From Luke

Dear You,

My name is Luke. I am 40 years old and live in the UK.

Since childhood, I have felt myself to be different to everyone else. I was on the fringes, standing alone at parties. I spent most my sixth form avoiding school and sitting in the local library. I made it through University somehow and worked in IT for a number of years, still not fitting in and turning more to alcohol to self-medicate my depression, anxiety and general ‘otherness’. I didn’t know who I was or where I was going. I ran away to Australia for a year. My problems followed me. I had a string of disastrous relationships and many relocations back to my family home when the depression got too bad.

I am now back living with my parents and on new medication which needs a slow titration until I reach the appropriate dose. I don’t own my own house, am in debt, don’t have any income and most of my friends have long since given up on me. Some days I am overwhelmingly suicidal; and can’t do those small helpful things. And yet somewhere deep inside of me there is still hope.

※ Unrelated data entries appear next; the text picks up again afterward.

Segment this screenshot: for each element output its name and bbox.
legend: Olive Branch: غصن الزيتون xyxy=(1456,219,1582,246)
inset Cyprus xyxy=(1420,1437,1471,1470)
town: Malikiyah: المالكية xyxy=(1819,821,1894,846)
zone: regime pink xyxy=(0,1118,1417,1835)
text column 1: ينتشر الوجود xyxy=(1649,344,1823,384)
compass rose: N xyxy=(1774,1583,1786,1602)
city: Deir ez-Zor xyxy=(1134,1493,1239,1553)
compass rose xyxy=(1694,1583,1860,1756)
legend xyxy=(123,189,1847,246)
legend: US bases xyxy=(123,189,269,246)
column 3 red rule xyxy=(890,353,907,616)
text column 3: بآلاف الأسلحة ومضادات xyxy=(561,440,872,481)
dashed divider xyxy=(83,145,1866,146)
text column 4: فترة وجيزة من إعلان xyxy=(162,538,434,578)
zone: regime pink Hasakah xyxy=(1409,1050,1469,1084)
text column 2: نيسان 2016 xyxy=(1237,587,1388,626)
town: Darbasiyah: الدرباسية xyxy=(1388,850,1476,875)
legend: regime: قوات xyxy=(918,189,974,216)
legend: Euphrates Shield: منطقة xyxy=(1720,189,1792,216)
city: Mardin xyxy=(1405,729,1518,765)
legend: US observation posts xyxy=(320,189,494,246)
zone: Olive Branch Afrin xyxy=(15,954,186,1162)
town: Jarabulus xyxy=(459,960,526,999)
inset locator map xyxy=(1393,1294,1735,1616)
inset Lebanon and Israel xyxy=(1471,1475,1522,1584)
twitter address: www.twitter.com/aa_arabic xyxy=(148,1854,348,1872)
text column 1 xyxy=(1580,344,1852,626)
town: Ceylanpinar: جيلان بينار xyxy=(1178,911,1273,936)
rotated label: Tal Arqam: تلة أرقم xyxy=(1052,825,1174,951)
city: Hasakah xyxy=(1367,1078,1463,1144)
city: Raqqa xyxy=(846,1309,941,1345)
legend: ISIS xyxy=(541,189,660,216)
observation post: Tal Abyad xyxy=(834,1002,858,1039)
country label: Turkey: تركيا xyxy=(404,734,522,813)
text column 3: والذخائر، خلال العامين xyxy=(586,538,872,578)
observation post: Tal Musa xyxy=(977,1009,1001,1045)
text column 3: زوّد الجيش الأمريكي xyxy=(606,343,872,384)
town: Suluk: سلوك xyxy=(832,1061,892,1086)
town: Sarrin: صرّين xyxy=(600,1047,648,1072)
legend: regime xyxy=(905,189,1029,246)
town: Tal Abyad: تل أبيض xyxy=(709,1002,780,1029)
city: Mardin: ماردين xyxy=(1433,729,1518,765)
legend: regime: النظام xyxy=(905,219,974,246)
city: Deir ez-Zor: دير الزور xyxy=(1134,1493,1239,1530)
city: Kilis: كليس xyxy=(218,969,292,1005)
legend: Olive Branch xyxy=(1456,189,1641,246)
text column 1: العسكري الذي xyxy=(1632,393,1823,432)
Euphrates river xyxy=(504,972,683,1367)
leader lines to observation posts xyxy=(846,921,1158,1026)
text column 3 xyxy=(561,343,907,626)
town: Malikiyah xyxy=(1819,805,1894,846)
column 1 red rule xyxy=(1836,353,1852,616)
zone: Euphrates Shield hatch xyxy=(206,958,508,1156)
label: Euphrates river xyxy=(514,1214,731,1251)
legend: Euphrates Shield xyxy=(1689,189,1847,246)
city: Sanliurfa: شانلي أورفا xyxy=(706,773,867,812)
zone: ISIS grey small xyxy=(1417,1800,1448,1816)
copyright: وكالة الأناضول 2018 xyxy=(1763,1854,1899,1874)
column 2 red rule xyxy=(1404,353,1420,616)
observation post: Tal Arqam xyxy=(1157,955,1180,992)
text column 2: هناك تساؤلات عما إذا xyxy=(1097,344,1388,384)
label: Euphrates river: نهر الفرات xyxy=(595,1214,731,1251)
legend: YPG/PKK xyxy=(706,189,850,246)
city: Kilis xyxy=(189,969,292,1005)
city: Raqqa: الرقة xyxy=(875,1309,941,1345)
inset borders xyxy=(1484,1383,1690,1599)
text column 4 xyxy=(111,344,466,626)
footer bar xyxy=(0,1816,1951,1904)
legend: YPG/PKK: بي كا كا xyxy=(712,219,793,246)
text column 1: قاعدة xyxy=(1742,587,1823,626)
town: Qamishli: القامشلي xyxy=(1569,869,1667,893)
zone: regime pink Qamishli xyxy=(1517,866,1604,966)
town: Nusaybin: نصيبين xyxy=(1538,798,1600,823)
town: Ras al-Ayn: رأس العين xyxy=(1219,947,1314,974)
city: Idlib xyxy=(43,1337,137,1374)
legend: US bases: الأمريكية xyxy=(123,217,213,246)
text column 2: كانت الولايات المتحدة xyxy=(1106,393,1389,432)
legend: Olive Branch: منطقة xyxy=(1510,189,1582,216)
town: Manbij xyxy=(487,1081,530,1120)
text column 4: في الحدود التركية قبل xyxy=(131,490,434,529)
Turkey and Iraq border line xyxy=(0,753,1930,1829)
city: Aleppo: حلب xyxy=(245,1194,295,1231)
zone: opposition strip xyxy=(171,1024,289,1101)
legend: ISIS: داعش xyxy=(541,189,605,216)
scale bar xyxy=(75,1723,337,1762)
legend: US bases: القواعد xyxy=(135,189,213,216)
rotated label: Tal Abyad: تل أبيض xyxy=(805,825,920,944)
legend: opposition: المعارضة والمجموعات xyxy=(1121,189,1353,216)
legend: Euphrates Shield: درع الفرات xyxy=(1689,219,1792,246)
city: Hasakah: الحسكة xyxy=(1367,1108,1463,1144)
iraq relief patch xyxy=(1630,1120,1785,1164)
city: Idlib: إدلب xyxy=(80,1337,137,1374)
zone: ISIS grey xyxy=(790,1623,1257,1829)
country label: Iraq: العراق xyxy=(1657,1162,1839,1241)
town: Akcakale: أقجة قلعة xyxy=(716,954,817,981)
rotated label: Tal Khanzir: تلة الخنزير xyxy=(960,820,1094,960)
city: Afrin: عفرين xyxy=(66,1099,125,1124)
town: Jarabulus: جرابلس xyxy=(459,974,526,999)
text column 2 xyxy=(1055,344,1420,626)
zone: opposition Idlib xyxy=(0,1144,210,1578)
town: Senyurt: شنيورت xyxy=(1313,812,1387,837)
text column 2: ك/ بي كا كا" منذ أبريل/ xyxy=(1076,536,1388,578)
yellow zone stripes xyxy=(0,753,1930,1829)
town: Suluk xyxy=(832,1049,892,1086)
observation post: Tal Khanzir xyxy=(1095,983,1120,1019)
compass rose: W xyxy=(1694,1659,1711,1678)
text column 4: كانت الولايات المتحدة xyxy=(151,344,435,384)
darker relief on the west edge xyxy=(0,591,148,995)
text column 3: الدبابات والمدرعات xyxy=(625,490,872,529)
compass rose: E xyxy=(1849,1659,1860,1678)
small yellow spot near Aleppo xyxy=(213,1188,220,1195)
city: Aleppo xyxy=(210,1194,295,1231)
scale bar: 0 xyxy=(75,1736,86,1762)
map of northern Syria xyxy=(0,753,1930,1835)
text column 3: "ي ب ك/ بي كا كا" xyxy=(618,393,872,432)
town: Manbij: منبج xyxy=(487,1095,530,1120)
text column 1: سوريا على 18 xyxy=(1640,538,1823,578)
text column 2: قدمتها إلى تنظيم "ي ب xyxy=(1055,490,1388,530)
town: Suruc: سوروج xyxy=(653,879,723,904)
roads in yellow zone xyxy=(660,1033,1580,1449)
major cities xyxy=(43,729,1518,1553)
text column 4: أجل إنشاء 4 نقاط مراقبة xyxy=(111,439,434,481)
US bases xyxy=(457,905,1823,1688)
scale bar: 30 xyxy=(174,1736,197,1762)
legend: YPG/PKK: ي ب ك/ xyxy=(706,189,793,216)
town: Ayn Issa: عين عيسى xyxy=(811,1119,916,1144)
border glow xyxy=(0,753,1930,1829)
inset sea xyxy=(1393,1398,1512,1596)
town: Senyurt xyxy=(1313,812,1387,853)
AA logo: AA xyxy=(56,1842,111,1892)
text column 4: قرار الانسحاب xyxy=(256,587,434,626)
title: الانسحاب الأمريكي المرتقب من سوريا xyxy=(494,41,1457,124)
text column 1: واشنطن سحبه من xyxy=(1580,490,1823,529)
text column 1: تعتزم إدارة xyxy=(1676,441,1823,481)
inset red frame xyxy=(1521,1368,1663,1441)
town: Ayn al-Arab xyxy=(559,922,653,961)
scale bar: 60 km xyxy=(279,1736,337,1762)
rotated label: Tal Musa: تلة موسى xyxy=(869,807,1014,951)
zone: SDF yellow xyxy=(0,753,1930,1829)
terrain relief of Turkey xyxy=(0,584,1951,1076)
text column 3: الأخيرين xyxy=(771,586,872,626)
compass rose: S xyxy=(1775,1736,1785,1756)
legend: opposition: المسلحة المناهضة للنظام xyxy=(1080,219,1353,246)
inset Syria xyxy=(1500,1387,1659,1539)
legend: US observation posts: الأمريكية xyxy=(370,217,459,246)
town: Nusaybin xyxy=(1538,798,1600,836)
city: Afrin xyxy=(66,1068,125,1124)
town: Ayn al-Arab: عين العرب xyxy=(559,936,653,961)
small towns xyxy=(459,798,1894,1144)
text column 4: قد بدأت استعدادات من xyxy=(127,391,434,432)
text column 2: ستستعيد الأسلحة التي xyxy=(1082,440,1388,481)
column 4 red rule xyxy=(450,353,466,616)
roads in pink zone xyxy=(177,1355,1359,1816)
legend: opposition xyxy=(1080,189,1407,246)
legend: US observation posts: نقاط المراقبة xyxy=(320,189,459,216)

I don’t know where it comes from but I still get out of bed most days and manage to wash. Brushing my teeth in the shower helps just a tiny bit. Getting out for a walk helps a little more. Exercising with a personal trainer has got me to lose almost 20 kg in the last 6 months. I am learning the guitar and hope to revisit drawing which I was reasonably good at when I was at school. I’ve joined a band (I am quite a good drummer) and am trying to get out a bit more. Maybe this letter will help someone to know that there are other people going through the same things. You can contact me on twitter @cryingontrains if you want to reach out or ask questions. I wish you the best of luck. Don’t give up. Keep talking. Try as many therapists as you can until you find one you are comfortable with. And one last tip:

If you are going to see a psychiatrist, don’t treat it like a job interview and present your best self. Be you on your bad days. Don’t deceive but be as detailed as possible about your darkest thoughts. It might save your life.